Which is not to say it wasn't occasionally funny, though not always intentionally. An earnest Finnish university has a Beatles Studies Centre. Composer Howard Skempton confessed himself 'bewitched' by their 'amazing' wit and intelligence, adducing as evidence the way they went 'ooh' after the phrase 'I'll keep you satisfied' (has he ever heard any original rock'n'roll?). Another classical man, Colin Matthews, was sceptical, countering mentions of Berio, Stockhausen and Cage with equally valid references to Pseuds' Corner. And, while it was admitted that most Scouse musicians daren't say they dislike the Beatles, one trenchant Mersey voice condemned 'shoddy work, cobbled together', unfavourably comparing listening to the lads' oeuvre with 'drinking alligator piss' at source.
All who grew up on their music feel enormous nostalgia for the Beatles, and some of their songs are deservedly standards.

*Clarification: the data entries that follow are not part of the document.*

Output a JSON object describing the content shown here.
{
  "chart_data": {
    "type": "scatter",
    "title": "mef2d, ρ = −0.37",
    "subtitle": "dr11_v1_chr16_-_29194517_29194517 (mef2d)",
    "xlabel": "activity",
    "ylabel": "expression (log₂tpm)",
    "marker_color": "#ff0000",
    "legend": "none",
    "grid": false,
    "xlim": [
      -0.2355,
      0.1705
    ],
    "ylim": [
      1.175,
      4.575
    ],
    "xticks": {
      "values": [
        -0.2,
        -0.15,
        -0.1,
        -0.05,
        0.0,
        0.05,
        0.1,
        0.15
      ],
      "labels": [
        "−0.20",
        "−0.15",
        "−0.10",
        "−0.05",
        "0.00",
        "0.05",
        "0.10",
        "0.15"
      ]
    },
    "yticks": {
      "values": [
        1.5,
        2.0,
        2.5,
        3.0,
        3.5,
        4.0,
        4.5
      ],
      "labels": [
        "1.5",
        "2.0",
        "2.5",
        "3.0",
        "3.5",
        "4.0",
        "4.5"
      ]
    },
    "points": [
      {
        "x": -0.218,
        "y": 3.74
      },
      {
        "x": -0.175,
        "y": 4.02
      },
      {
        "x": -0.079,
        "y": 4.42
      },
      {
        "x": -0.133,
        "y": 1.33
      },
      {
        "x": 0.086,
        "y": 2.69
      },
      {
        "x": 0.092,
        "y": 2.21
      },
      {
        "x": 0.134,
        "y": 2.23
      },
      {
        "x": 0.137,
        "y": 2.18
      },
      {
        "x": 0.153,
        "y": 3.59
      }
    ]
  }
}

But an American commentator, who should have known better and claimed there would have been no counter-culture without the Beatles, surely pitched it too high, giving hi sown nation's trail-blazing upheavals in the 1960s insufficient credit. The Liverpool group were swept along by their times rather than creating them.
It was reassuring to hear they were frightened at being regarded as prophets and pundits. 'Ist das Kunst?' asked a bewildered interviewer of the 'German naïve' who recorded Beatles cover versions on his primitively edited equipment to his own German translations as he didn't understand English. The result was an atonal, Sprechgesang mess, Phil Spector meets Wozzeck. Yes, said Klaus, it was art. It's the fate of oracles not to understand what they've started. Almost literally we ended with 'Habitamus sub vitreo' or Yellow Submarine in Latin.